Reliable support is provided from Kyle Chandler as Maya’s boss; the official bureaucrat who struggles to devote himself or the government’s money in the same way Maya does, as well as Jennifer Elhe and Jason Clarke as the colleagues who suffer the burden of duty in different ways.

I left the cinema feeling a little emotionally drained and exhausted, but utterly impressed with the filmmaking. Don’t expect party poppers or fireworks as the climax occurs; this is not a film that necessarily celebrates the death of Osama Bin Laden. Instead it holds up a magnifying glass to how it happened. It depicts the complicity and controversy of morally ambiguous policies – weaving its way effectively through the nitty gritty of the 9/11 aftermath and America’s conscience, but without ever swaying you towards a side. It’s a risky tactic, as debates about the film’s stance on torture have proved – but one that I think pays off in dividends.

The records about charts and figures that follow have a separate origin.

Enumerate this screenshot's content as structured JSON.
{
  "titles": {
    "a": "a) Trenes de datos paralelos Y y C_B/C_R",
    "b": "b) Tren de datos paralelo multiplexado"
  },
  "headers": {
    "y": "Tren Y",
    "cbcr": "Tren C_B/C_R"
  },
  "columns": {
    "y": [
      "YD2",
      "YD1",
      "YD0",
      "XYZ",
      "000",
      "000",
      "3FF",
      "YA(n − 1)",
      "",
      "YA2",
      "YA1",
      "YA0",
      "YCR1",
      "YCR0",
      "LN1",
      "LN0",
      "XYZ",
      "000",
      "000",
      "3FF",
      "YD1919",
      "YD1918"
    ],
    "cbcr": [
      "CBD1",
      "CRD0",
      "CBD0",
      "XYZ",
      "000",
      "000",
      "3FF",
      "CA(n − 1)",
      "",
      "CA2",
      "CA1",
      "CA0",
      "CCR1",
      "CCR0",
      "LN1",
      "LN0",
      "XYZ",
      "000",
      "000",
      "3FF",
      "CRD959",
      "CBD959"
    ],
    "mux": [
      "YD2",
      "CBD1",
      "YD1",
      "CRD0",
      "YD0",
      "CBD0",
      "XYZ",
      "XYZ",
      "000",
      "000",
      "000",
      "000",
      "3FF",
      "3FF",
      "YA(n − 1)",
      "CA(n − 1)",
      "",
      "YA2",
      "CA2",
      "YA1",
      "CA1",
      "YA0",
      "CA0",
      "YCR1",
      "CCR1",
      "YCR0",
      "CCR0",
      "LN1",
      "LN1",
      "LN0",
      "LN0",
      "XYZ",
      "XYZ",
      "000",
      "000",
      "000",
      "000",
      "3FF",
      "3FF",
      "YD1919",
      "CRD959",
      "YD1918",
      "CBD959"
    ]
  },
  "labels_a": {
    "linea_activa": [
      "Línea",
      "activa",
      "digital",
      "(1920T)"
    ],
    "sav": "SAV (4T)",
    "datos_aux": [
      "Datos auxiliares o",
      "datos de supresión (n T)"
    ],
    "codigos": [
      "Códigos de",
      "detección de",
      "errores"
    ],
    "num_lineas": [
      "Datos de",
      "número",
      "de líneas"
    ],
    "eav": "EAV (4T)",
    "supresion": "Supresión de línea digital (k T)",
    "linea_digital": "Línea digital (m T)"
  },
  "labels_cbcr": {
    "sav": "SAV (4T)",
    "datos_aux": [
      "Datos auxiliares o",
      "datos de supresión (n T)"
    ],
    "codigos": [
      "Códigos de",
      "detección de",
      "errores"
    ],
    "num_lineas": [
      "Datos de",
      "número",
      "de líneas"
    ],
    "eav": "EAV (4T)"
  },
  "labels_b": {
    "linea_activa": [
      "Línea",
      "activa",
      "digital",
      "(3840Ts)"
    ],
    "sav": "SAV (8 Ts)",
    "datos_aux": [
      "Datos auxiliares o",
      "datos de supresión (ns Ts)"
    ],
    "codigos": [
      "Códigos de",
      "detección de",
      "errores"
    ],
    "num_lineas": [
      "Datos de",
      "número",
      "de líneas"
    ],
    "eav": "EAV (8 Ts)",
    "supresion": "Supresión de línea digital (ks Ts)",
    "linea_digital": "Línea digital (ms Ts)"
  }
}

As technically proficient as it is compelling, the use of a grainy camera feel adds to the stripped back realism of the film, whilst the framing and costuming of Maya show her to become more and more embroiled in the manhunt. Equally, the editing builds suspense in the right places; you can sense when something isn’t quite right, but without resorting to sensationalism. The pacing could be said to be patchy in places, however the 157 minute running time never drags and if anything it adds to the feeling of tedium that embodied the wild-goose chase. Not as visceral or searing as The Hurt Locker, but once again Bigelow proves herself a master of the provocative, pared down and politically relevant.
Verdict: Taut, clinical and well-executed, it lays down the facts and lets you make a judgement.